Sammy addressed the remains of his dinner. “I wasn’t joking. I … saw … Granny … Cummins.”
“She’s been dead and buried for …’ I almost said two weeks again, but stopped as an expectant look appeared on his face. He was quite capable of reproducing the same sarcasm word for word. “How do you explain that?”
“Me?” A studied look of surprise. “I can’t explain it. I’m just telling you what I seen.”

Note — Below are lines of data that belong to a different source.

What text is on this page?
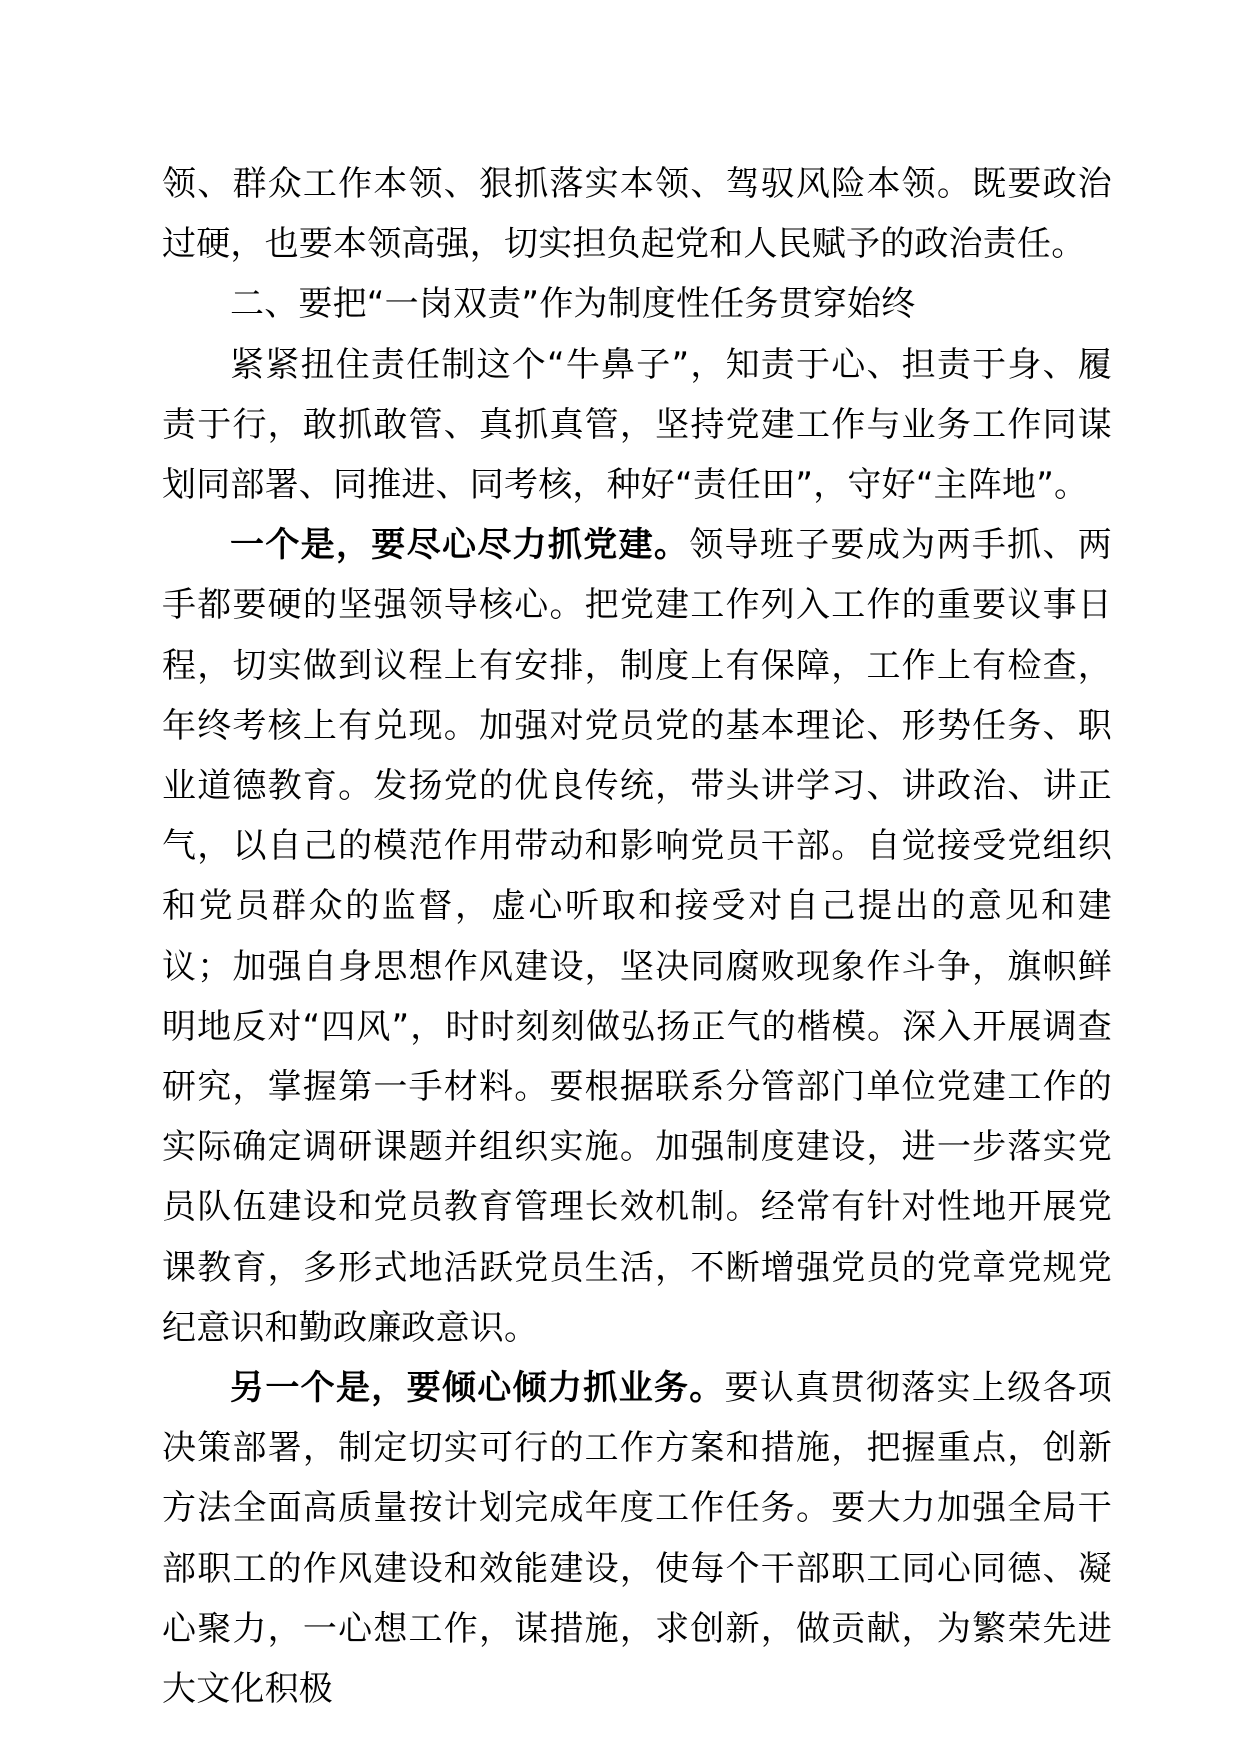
领、群众工作本领、狠抓落实本领、驾驭风险本领。既要政治过硬，也要本领高强，切实担负起党和人民赋予的政治责任。

二、要把“一岗双责”作为制度性任务贯穿始终

紧紧扭住责任制这个“牛鼻子”，知责于心、担责于身、履责于行，敢抓敢管、真抓真管，坚持党建工作与业务工作同谋划同部署、同推进、同考核，种好“责任田”，守好“主阵地”。

一个是，要尽心尽力抓党建。领导班子要成为两手抓、两手都要硬的坚强领导核心。把党建工作列入工作的重要议事日程，切实做到议程上有安排，制度上有保障，工作上有检查，年终考核上有兑现。加强对党员党的基本理论、形势任务、职业道德教育。发扬党的优良传统，带头讲学习、讲政治、讲正气，以自己的模范作用带动和影响党员干部。自觉接受党组织和党员群众的监督，虚心听取和接受对自己提出的意见和建议；加强自身思想作风建设，坚决同腐败现象作斗争，旗帜鲜明地反对“四风”，时时刻刻做弘扬正气的楷模。深入开展调查研究，掌握第一手材料。要根据联系分管部门单位党建工作的实际确定调研课题并组织实施。加强制度建设，进一步落实党员队伍建设和党员教育管理长效机制。经常有针对性地开展党课教育，多形式地活跃党员生活，不断增强党员的党章党规党纪意识和勤政廉政意识。

另一个是，要倾心倾力抓业务。要认真贯彻落实上级各项决策部署，制定切实可行的工作方案和措施，把握重点，创新方法全面高质量按计划完成年度工作任务。要大力加强全局干部职工的作风建设和效能建设，使每个干部职工同心同德、凝心聚力，一心想工作，谋措施，求创新，做贡献，为繁荣先进大文化积极
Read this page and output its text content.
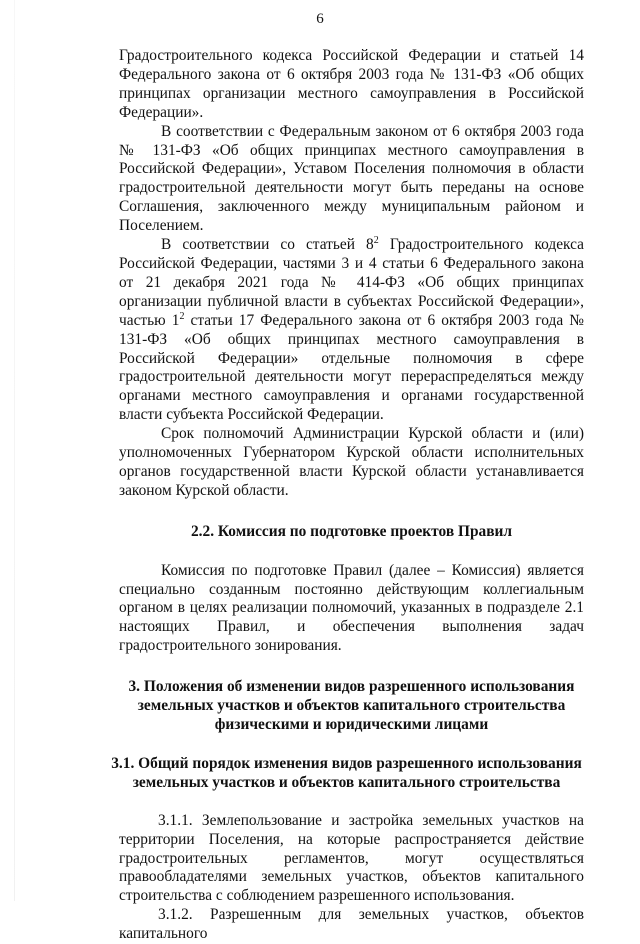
6

Градостроительного кодекса Российской Федерации и статьей 14 Федерального закона от 6 октября 2003 года № 131-ФЗ «Об общих принципах организации местного самоуправления в Российской Федерации».

В соответствии с Федеральным законом от 6 октября 2003 года № 131-ФЗ «Об общих принципах местного самоуправления в Российской Федерации», Уставом Поселения полномочия в области градостроительной деятельности могут быть переданы на основе Соглашения, заключенного между муниципальным районом и Поселением.

В соответствии со статьей $8^2$ Градостроительного кодекса Российской Федерации, частями 3 и 4 статьи 6 Федерального закона от 21 декабря 2021 года № 414-ФЗ «Об общих принципах организации публичной власти в субъектах Российской Федерации», частью $1^2$ статьи 17 Федерального закона от 6 октября 2003 года № 131-ФЗ «Об общих принципах местного самоуправления в Российской Федерации» отдельные полномочия в сфере градостроительной деятельности могут перераспределяться между органами местного самоуправления и органами государственной власти субъекта Российской Федерации.

Срок полномочий Администрации Курской области и (или) уполномоченных Губернатором Курской области исполнительных органов государственной власти Курской области устанавливается законом Курской области.

2.2. Комиссия по подготовке проектов Правил

Комиссия по подготовке Правил (далее – Комиссия) является специально созданным постоянно действующим коллегиальным органом в целях реализации полномочий, указанных в подразделе 2.1 настоящих Правил, и обеспечения выполнения задач градостроительного зонирования.

3. Положения об изменении видов разрешенного использования земельных участков и объектов капитального строительства физическими и юридическими лицами

3.1. Общий порядок изменения видов разрешенного использования земельных участков и объектов капитального строительства

3.1.1. Землепользование и застройка земельных участков на территории Поселения, на которые распространяется действие градостроительных регламентов, могут осуществляться правообладателями земельных участков, объектов капитального строительства с соблюдением разрешенного использования.

3.1.2. Разрешенным для земельных участков, объектов капитального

“All right—where did you see her?”
“In the old Guthrie place, of course.”
Of course, I thought with a thrill of something like nostalgia. Where else? Every town, every district in every city, has its equivalent of the old Guthrie place. To find it, you simply stop any small boy and ask him if he knows of a haunted house where grisly murders are committed on a weekly schedule and vampires issue forth at night. I sometimes think that if no suitable building existed already the community of children would create one to answer a dark longing in their collective mind. But the building is always there—a big, empty, ramshackle place, usually screened by near-black evergreens, never put up for sale, never pulled down, always possessing a “Bal immunity to property developers. And in the small town where I live the old Guthrie house was the one which filled the bill. I hadn’t really thought about it since childhood, but it looked just the same as ever—dark, shabby and forbidding—and I should have known it would have the same associations for another generation of kids. At the mention of the house Sammy had become solemn and I almost laughed aloud as I saw myself, a quarter of a century younger, in his face.

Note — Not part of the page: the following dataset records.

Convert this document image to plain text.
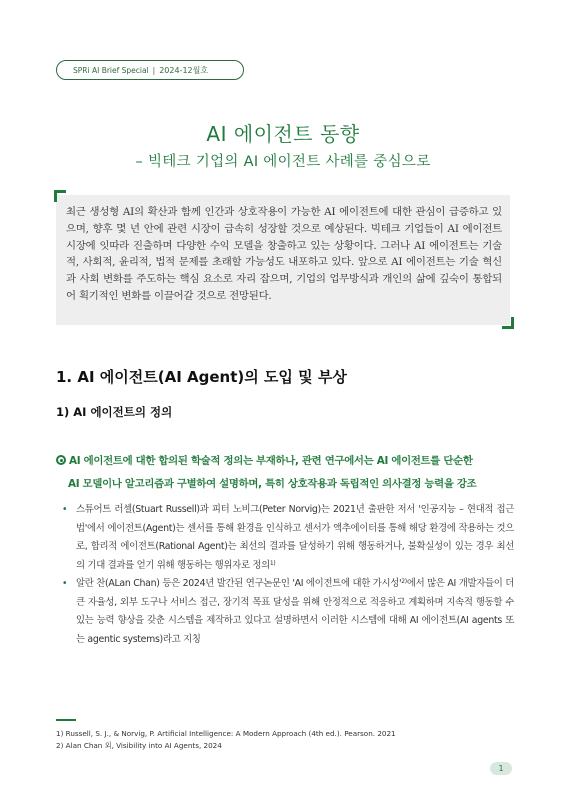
SPRi AI Brief Special | 2024-12월호
AI 에이전트 동향
– 빅테크 기업의 AI 에이전트 사례를 중심으로

최근 생성형 AI의 확산과 함께 인간과 상호작용이 가능한 AI 에이전트에 대한 관심이 급증하고 있으며, 향후 몇 년 안에 관련 시장이 급속히 성장할 것으로 예상된다. 빅테크 기업들이 AI 에이전트 시장에 잇따라 진출하며 다양한 수익 모델을 창출하고 있는 상황이다. 그러나 AI 에이전트는 기술적, 사회적, 윤리적, 법적 문제를 초래할 가능성도 내포하고 있다. 앞으로 AI 에이전트는 기술 혁신과 사회 변화를 주도하는 핵심 요소로 자리 잡으며, 기업의 업무방식과 개인의 삶에 깊숙이 통합되어 획기적인 변화를 이끌어갈 것으로 전망된다.

1. AI 에이전트(AI Agent)의 도입 및 부상
1) AI 에이전트의 정의
AI 에이전트에 대한 합의된 학술적 정의는 부재하나, 관련 연구에서는 AI 에이전트를 단순한
AI 모델이나 알고리즘과 구별하여 설명하며, 특히 상호작용과 독립적인 의사결정 능력을 강조
• 스튜어트 러셀(Stuart Russell)과 피터 노비그(Peter Norvig)는 2021년 출판한 저서 '인공지능 – 현대적 접근법'에서 에이전트(Agent)는 센서를 통해 환경을 인식하고 센서가 액추에이터를 통해 해당 환경에 작용하는 것으로, 합리적 에이전트(Rational Agent)는 최선의 결과를 달성하기 위해 행동하거나, 불확실성이 있는 경우 최선의 기대 결과를 얻기 위해 행동하는 행위자로 정의$^{1)}$
• 알란 찬(ALan Chan) 등은 2024년 발간된 연구논문인 'AI 에이전트에 대한 가시성'$^{2)}$에서 많은 AI 개발자들이 더 큰 자율성, 외부 도구나 서비스 접근, 장기적 목표 달성을 위해 안정적으로 적응하고 계획하며 지속적 행동할 수 있는 능력 향상을 갖춘 시스템을 제작하고 있다고 설명하면서 이러한 시스템에 대해 AI 에이전트(AI agents 또는 agentic systems)라고 지칭
1) Russell, S. J., & Norvig, P. Artificial Intelligence: A Modern Approach (4th ed.). Pearson. 2021
2) Alan Chan 외, Visibility into AI Agents, 2024
1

“How could you have seen anything in there?” I decided to play along a little further as long as May was out of earshot. “It’s too far from the road.”

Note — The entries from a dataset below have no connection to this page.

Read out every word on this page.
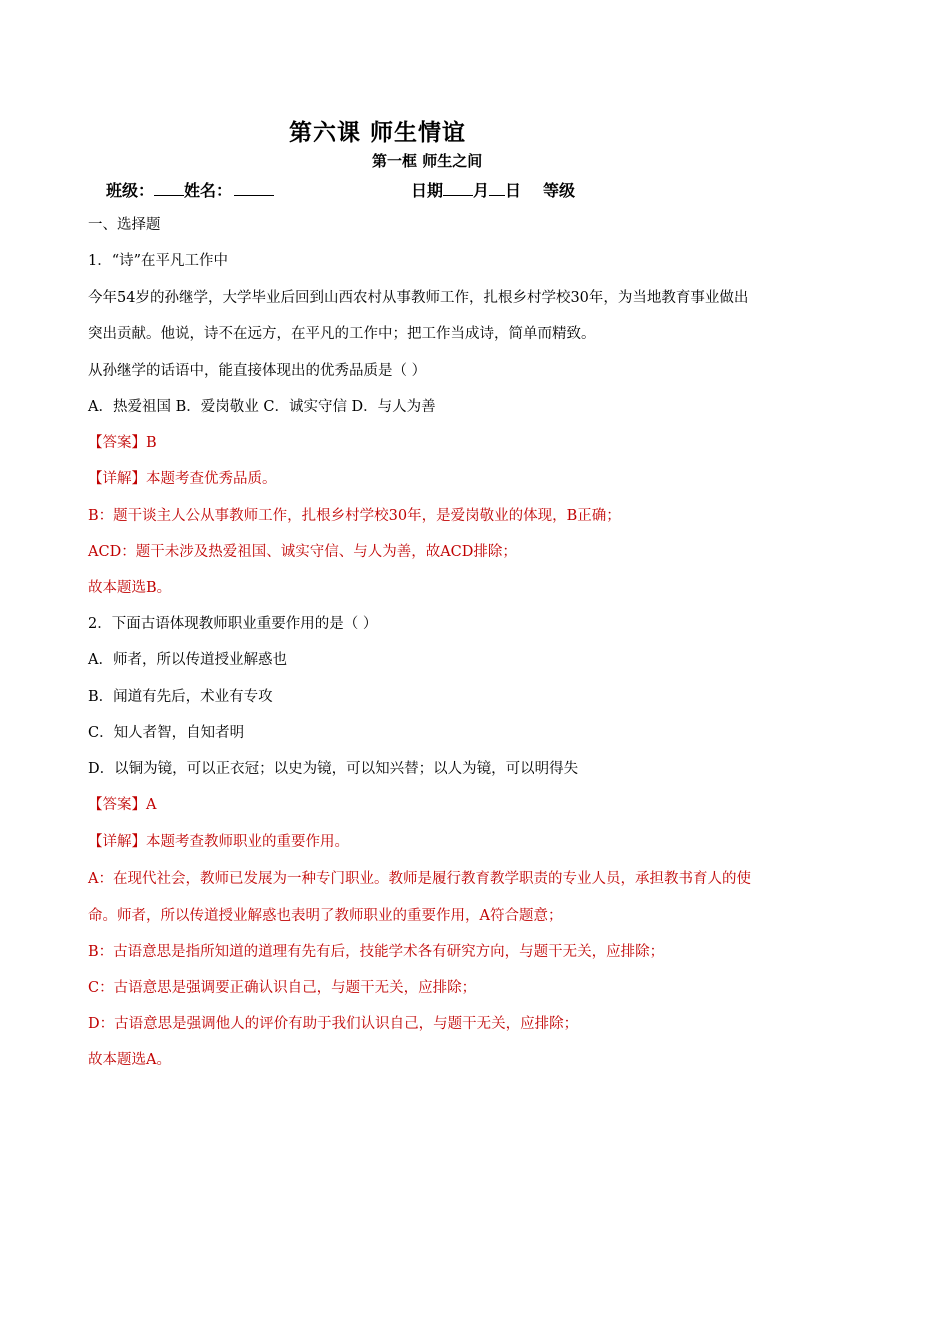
第六课 师生情谊
第一框 师生之间
班级： 姓名：	日期 月 日 等级
一、选择题
1．“诗”在平凡工作中
今年54岁的孙继学，大学毕业后回到山西农村从事教师工作，扎根乡村学校30年，为当地教育事业做出
突出贡献。他说，诗不在远方，在平凡的工作中；把工作当成诗，简单而精致。
从孙继学的话语中，能直接体现出的优秀品质是（ ）
A．热爱祖国 B．爱岗敬业 C．诚实守信 D．与人为善
【答案】B
【详解】本题考查优秀品质。
B：题干谈主人公从事教师工作，扎根乡村学校30年，是爱岗敬业的体现，B正确；
ACD：题干未涉及热爱祖国、诚实守信、与人为善，故ACD排除；
故本题选B。
2．下面古语体现教师职业重要作用的是（ ）
A．师者，所以传道授业解惑也
B．闻道有先后，术业有专攻
C．知人者智，自知者明
D．以铜为镜，可以正衣冠；以史为镜，可以知兴替；以人为镜，可以明得失
【答案】A
【详解】本题考查教师职业的重要作用。
A：在现代社会，教师已发展为一种专门职业。教师是履行教育教学职责的专业人员，承担教书育人的使
命。师者，所以传道授业解惑也表明了教师职业的重要作用，A符合题意；
B：古语意思是指所知道的道理有先有后，技能学术各有研究方向，与题干无关，应排除；
C：古语意思是强调要正确认识自己，与题干无关，应排除；
D：古语意思是强调他人的评价有助于我们认识自己，与题干无关，应排除；
故本题选A。
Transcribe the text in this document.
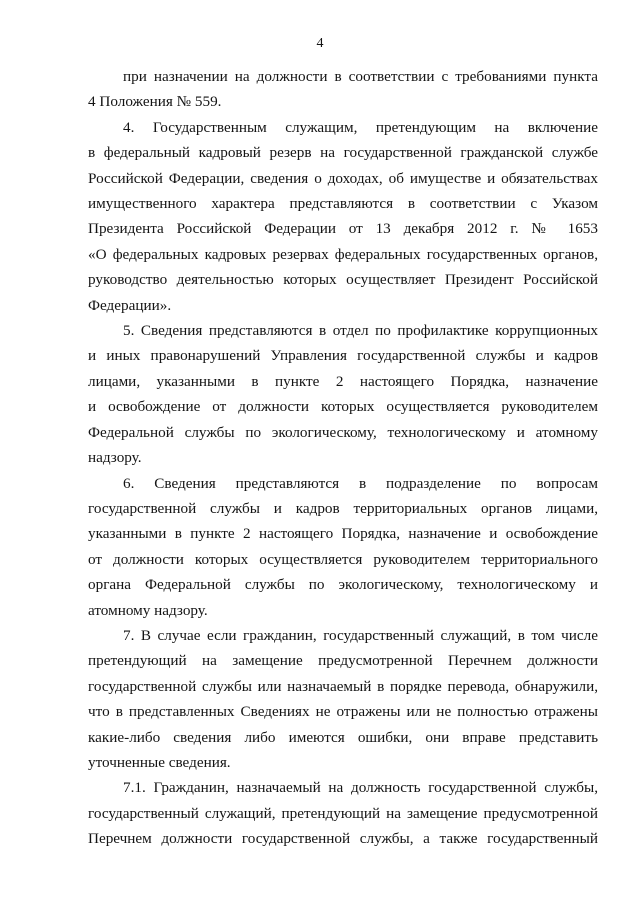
4
при назначении на должности в соответствии с требованиями пункта
4 Положения № 559.
4. Государственным служащим, претендующим на включение
в федеральный кадровый резерв на государственной гражданской службе
Российской Федерации, сведения о доходах, об имуществе и обязательствах
имущественного характера представляются в соответствии с Указом
Президента Российской Федерации от 13 декабря 2012 г. № 1653
«О федеральных кадровых резервах федеральных государственных органов,
руководство деятельностью которых осуществляет Президент Российской
Федерации».
5. Сведения представляются в отдел по профилактике коррупционных
и иных правонарушений Управления государственной службы и кадров
лицами, указанными в пункте 2 настоящего Порядка, назначение
и освобождение от должности которых осуществляется руководителем
Федеральной службы по экологическому, технологическому и атомному
надзору.
6. Сведения представляются в подразделение по вопросам
государственной службы и кадров территориальных органов лицами,
указанными в пункте 2 настоящего Порядка, назначение и освобождение
от должности которых осуществляется руководителем территориального
органа Федеральной службы по экологическому, технологическому и
атомному надзору.
7. В случае если гражданин, государственный служащий, в том числе
претендующий на замещение предусмотренной Перечнем должности
государственной службы или назначаемый в порядке перевода, обнаружили,
что в представленных Сведениях не отражены или не полностью отражены
какие-либо сведения либо имеются ошибки, они вправе представить
уточненные сведения.
7.1. Гражданин, назначаемый на должность государственной службы,
государственный служащий, претендующий на замещение предусмотренной
Перечнем должности государственной службы, а также государственный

“I climbed through the fence.”
“Who was with you?”
“Nobody.”
“You went in alone?”
“Course I did.” Sammy tilted his head proudly and I recalled that as a seven-year-old nothing in the world would have induced me to approach that house, even in company. I looked at my son with a new respect, and the first illogical stirrings of alarm.
“I don’t want you hanging around that old place, Sammy—it could be dangerous.”
“It isn’t dangerous.” He was scornful. “They just sit there in big chairs, and never move.”
“I meant you could fall or … What?
“The old people just sit there.” Sammy pushed his empty plate away. “They’d never catch me in a hundred years even if they did see me, but I don’t let them see me, ‘cause I just take one quick look through the back window and get out of there.”
“You mean there are people living in the Guthrie place?”
“Old people. Lots of them. They just sit there in big
chairs.”
I hadn’t heard anything about the house being occupied, but I began to guess what had been going on. It was big enough for conversion to a private home for old people—and to a child one silver-haired old lady could look very much like another. Perhaps Sammy preferred to believe his grandmother had moved away rather than accept the idea that she was dead and buried beneath the ground in a box.
“Then you were trespassing as well as risking …’ I lowered my voice to a whisper as May’s footsteps sounded on the stairs again. “You didn’t see your Granny Cummins, you’re not to go near the old Guthrie place again, and you’re not to upset your mother. Got that?”
Sammy nodded, but his lips were moving silently and I knew he was repeating his original statement over and over to himself. Any anger I felt was lost in a tide of affection—my entire life had been one of compromise and equivocation, and it was with gratitude I had discovered that my son had been born with enough will and sheer character for the two of us.